Presence of 1q, 19p polysomy contributed to the dismal prognosis of GBMO-STS

Univariate analysis revealed that polysomy for 1q and 19p were associated with the dismal prognosis of patients with high-grade gliomas. These findings were in consistent with many previous reports. Snuderl et al. [27] reported that polysomy for chromosomes 1 and 19 predicted earlier recurrence in anaplastic oligodendrogliomas with concurrent 1p/19q loss. Wiens et al. [28] documented that combined polysomy was associated with higher histological tumor grade and conferred poor survival likelihood. They concluded polysomy of 1q and/or 19p was a relatively frequent occurrence in oligodendrogliomas and usually conferred an unfavorable outcome. In the present study, intergroup comparison showed GBMO-STS harbored higher frequency of 1q, 19p polysomy than AOA or GBM. It might partly interpret the phenomenon that GBMO-STS with a median OS of merely 10.0 months which was significantly shorter than AOA or even GBM. Another possible explanation for the dismal prognosis of GBMO was that these tumors were in fact small cell GBM which exhibited shorter survival time than GBM and could mimic GBMO. Considering this issue, a pathology re-evaluation was performed. Though the pathology consultation result revealed these specimens were GBMO, the EGFR amplification information was the best means to making the distinction between small cell GBM and GBMO. Because of the limited experimental resource, the EGFR amplification was not available in our laboratory. Finally, higher incidence of polysomy for 1q and 19p might be a potential parameter which contributed to the survival time ≤12 months of GBMO-STS.

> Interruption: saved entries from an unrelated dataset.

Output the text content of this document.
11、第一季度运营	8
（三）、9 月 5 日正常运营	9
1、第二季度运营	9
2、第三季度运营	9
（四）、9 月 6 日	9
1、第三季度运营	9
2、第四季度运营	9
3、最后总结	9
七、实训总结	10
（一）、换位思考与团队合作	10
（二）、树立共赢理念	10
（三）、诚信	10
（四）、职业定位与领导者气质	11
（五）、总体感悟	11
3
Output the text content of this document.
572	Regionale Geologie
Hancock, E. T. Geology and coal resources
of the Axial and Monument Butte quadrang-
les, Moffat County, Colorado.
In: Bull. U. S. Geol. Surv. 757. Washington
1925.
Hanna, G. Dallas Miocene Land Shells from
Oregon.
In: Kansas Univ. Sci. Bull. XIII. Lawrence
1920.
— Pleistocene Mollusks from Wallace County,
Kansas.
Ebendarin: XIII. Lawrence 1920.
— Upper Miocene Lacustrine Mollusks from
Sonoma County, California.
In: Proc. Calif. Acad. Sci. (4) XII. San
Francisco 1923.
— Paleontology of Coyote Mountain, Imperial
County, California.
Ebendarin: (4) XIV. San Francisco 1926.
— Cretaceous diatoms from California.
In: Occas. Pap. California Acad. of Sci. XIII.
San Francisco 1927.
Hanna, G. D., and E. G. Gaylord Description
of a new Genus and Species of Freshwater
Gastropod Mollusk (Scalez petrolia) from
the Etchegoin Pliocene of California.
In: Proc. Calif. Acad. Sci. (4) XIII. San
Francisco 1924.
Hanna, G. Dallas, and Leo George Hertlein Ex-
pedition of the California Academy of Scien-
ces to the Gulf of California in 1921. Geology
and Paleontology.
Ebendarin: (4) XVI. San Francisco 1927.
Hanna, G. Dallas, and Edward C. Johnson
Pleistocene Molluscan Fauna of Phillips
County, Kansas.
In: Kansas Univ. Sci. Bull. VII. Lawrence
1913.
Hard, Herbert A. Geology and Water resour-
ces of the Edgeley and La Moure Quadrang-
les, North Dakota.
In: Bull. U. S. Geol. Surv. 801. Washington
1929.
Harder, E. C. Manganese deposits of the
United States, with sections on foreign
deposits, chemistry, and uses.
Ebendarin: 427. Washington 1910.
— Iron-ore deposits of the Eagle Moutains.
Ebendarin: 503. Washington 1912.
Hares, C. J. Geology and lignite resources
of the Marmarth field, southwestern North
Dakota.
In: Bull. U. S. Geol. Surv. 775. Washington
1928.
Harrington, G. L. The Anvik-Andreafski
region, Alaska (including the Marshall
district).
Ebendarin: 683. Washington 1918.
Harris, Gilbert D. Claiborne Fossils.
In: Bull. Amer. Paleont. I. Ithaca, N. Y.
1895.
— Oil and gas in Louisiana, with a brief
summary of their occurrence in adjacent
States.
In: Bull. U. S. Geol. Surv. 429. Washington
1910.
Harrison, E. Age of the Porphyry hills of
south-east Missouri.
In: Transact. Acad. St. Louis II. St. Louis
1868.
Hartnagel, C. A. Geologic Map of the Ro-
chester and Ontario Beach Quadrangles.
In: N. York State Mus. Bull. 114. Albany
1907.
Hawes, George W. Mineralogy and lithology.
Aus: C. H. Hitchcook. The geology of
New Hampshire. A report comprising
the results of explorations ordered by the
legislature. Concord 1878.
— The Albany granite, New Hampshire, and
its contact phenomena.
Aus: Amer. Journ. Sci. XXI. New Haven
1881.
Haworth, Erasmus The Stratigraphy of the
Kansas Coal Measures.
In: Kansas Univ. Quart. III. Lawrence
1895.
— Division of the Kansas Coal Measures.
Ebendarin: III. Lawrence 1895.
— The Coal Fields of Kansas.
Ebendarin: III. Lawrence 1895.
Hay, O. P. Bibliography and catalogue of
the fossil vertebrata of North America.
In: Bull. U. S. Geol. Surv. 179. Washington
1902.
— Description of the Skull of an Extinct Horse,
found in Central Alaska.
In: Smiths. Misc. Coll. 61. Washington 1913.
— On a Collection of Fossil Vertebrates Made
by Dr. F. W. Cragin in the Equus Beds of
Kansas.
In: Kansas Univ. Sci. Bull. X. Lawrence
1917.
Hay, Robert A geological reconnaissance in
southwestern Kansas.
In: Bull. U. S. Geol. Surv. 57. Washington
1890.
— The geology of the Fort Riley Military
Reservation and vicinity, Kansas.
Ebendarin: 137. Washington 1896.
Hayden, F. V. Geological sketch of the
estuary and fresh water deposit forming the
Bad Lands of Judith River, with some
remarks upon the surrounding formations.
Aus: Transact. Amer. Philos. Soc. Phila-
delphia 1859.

From the above, experts, all over the world, in regard of the prognostic value of an oligodendrogial component in glioblastomas couldn’t arrive at a consensus (Table 4). Based on the data displayed in the study, we speculate that GBMO, a heterogeneous group with considerable survival variant, directly being regarded as “glioblastomas” with relatively favorable outcome remains a subject needs further inquiry. Because there is a subtype GBMO with concurrent polysomy for chromosomes 1 and 19 exhibits shorter survival than GBM. When encountered with such subtype of patients, perhaps taking the polysomy for chromosomes 1 and 19 into account would be more reasonable in guiding the individual therapy in clinic care. Another important issue is that FISH seems to be more suitable for assessing loss of 1p and 19q compared with polymerase chain reaction (PCR) with regard to clinical significance of polysomy. Because, compared with PCR-based loss of heterozygosity (LOH) assays, additional polysomy information can be gleaned from the FISH analysis.

Study limitation

The small sample of GBMO-STS which would weaken the conviction of this study to some extent. So we will enlarge our sample for the further inquiry in the future. It was also a limitation that the EGFR amplification information was absent in distinguishing GBMO from small cell GBM.

Conclusions

Patients with GBMO concurrent with polysomy for chromosomes 1 and 19 always confers an unfavorable prognosis which needs our extra attention in clinic.